Je ne le comprenais pas du tout. Je n’avais pas le cœur, pour le moment, à m’intéresser à une de ses sornettes favorites : peut-être le devina-t-il ; en tout cas, il n’insista pas. Et je pus sangloter en paix quelques instants avant d’aller rejoindre, au bas de la terrasse, la voiture qui devait nous emporter.

TROISIÈME PARTIE
Le Bal des Boudenfles

I

— . . . . Si confessa

Que la Fenice muore e poi rinasce.

. . . . . . . . . . . . .

— Erba nè biado in sua vita non pasce

Ma sol d’incenso, lagrime e d’amono ;

E nardo e mirra son l’ultima fasce.

— E qual à quei che cade, e non sa como.

Per forza di demon ch’ a terra il tira

O d’altra oppilazion che lega l’uomo,

. . . . . . . . . . . . .

— Tal era il peccator levato poscia.

Oh ! giustizia di Dio, quanto è severa

Che cotai colpi per vendetta croscia !

Inferno, canto XXIV.

Prenez la gauche, en quittant la gare Matabiau, et suivez les bords du canal. — Et puis, allez. — Je ne citerai pas de noms de rues ; ils ont peut-être changé depuis trente ans. Mais il est probable qu’en beaucoup d’endroits le paysage est resté le même ; certainement quiconque connaîtra Toulouse n’aura pas grand’peine à repérer les lieux dont je parlerai à l’occasion.

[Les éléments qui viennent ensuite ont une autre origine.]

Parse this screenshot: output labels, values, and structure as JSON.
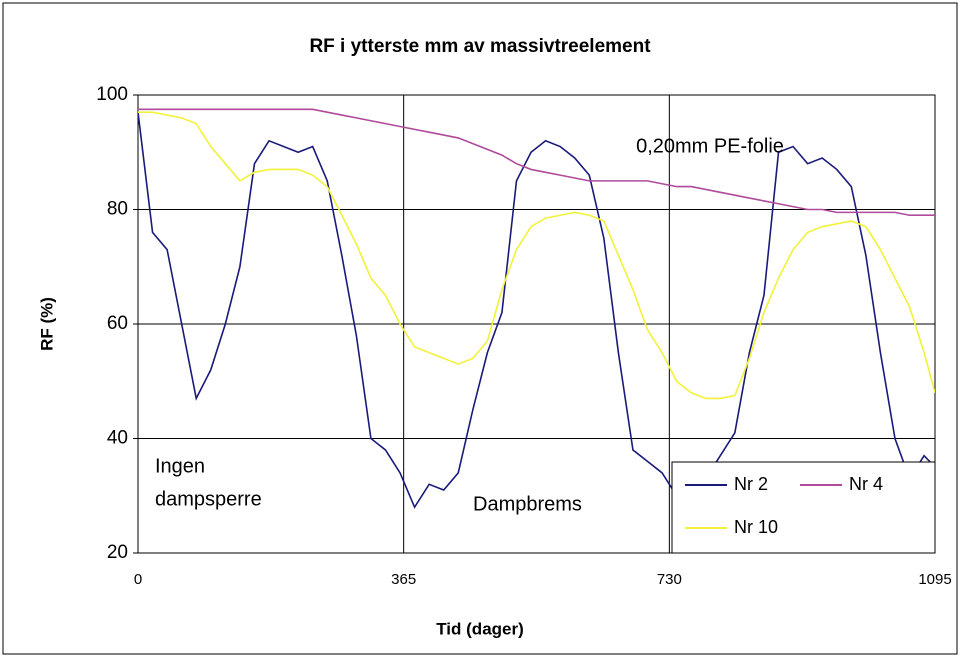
{
  "chart_data": {
    "type": "line",
    "title": "RF i ytterste mm av massivtreelement",
    "x_label": "Tid (dager)",
    "y_label": "RF (%)",
    "x": [
      0,
      20,
      40,
      60,
      80,
      100,
      120,
      140,
      160,
      180,
      200,
      220,
      240,
      260,
      280,
      300,
      320,
      340,
      360,
      380,
      400,
      420,
      440,
      460,
      480,
      500,
      520,
      540,
      560,
      580,
      600,
      620,
      640,
      660,
      680,
      700,
      720,
      740,
      760,
      780,
      800,
      820,
      840,
      860,
      880,
      900,
      920,
      940,
      960,
      980,
      1000,
      1020,
      1040,
      1060,
      1080,
      1095
    ],
    "series": [
      {
        "name": "Nr 2",
        "color": "#1a1a7a",
        "values": [
          97,
          76,
          73,
          60,
          47,
          52,
          60,
          70,
          88,
          92,
          91,
          90,
          91,
          85,
          72,
          58,
          40,
          38,
          34,
          28,
          32,
          31,
          34,
          45,
          55,
          62,
          85,
          90,
          92,
          91,
          89,
          86,
          75,
          55,
          38,
          36,
          34,
          30,
          29,
          33,
          37,
          41,
          55,
          65,
          90,
          91,
          88,
          89,
          87,
          84,
          72,
          55,
          40,
          33,
          37,
          35
        ]
      },
      {
        "name": "Nr 4",
        "color": "#b04a9a",
        "values": [
          97.5,
          97.5,
          97.5,
          97.5,
          97.5,
          97.5,
          97.5,
          97.5,
          97.5,
          97.5,
          97.5,
          97.5,
          97.5,
          97,
          96.5,
          96,
          95.5,
          95,
          94.5,
          94,
          93.5,
          93,
          92.5,
          91.5,
          90.5,
          89.5,
          88,
          87,
          86.5,
          86,
          85.5,
          85,
          85,
          85,
          85,
          85,
          84.5,
          84,
          84,
          83.5,
          83,
          82.5,
          82,
          81.5,
          81,
          80.5,
          80,
          80,
          79.5,
          79.5,
          79.5,
          79.5,
          79.5,
          79,
          79,
          79
        ]
      },
      {
        "name": "Nr 10",
        "color": "#f2f23a",
        "values": [
          97,
          97,
          96.5,
          96,
          95,
          91,
          88,
          85,
          86.5,
          87,
          87,
          87,
          86,
          84,
          79,
          74,
          68,
          65,
          60,
          56,
          55,
          54,
          53,
          54,
          57,
          66,
          73,
          77,
          78.5,
          79,
          79.5,
          79,
          78,
          72,
          66,
          59,
          55,
          50,
          48,
          47,
          47,
          47.5,
          54,
          62,
          68,
          73,
          76,
          77,
          77.5,
          78,
          77,
          73,
          68,
          63,
          55,
          48
        ]
      }
    ],
    "xlim": [
      0,
      1095
    ],
    "xticks": [
      0,
      365,
      730,
      1095
    ],
    "ylim": [
      20,
      100
    ],
    "yticks": [
      20,
      40,
      60,
      80,
      100
    ],
    "grid": true,
    "legend": "lower right",
    "annotations": [
      {
        "lines": [
          "0,20mm PE-folie"
        ]
      },
      {
        "lines": [
          "Ingen",
          "dampsperre"
        ]
      },
      {
        "lines": [
          "Dampbrems"
        ]
      }
    ]
  }
}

Dominant la ville, au bout d’une longue et noble échappée, vous apparaîtra bientôt une colline où il y a, — à moins que je ne doive dire : où il y avait, — des cyprès et, je crois, aussi, un cimetière. Je dis « à moins », parce que je ne sais pas si les cyprès, implacables fuseaux, continuent encore aujourd’hui à dévider un peu de tristesse céleste au-dessus de la Cité latine ; je dis « je crois » à propos du cimetière parce que je ne me suis jamais renseigné personnellement auprès de quiconque, et qu’un cimetière, en pareil site, m’a toujours si bien semblé à sa place que j’ai mieux aimé y croire que d’y aller voir.

Ma maison fut un peu plus loin, — toujours en suivant le canal sur la rive gauche, — dès que la ville me parut tout ensemble assez lointaine et assez proche, et que mes yeux purent avoir la double récréation de ses arbres et de ses bâtisses. Celles-ci étaient de briques roses, ceux-là d’un vert grisâtre, même sous le plus jovial soleil. O symbolique mélange de couleurs, — sang déteint et palmes tôt ternies, — qui résume pour qui sait rêver l’histoire d’une race et d’un sol vainement appelés il y a mille ans à devenir la tête et le cœur du plus beau des Empires !


Ma maison fut une sorte de villa sans style, ici délabrée, là confortable, trop grande et néanmoins facile à meubler drôlement, un refuge comme les pays vraiment latins peuvent seuls en offrir aux blessés de l’esprit et du cœur, aux désœuvrés et aux inutiles, que d’autres appellent des lâches. Elle me plut tout de suite, et c’est la cause probable pour quoi il me tardait perpétuellement de la quitter pour la retrouver, ou d’en partir pour tenter d’en guérir.

Elle m’avait été signalée par quelqu’un que je ne m’attendais guère à retrouver en pareille occurrence. Un soir, dans une rue louche, un être falot me rejoignit à la terrasse d’un café sans gloire. Il lia conversation avec moi sous le premier des prétextes à utiliser dans ce but : feu à offrir, dissertations sur la pluie et le beau temps. Son visage offrait un curieux mélange de finesse, de distinction même, à côté des stigmates les plus déconcertants de toutes les lassitudes et de tous les appétits, de tous les dégoûts et de tous les vices. C’est pourquoi je me gardai de le rabrouer du premier coup. Il me semblait drôle.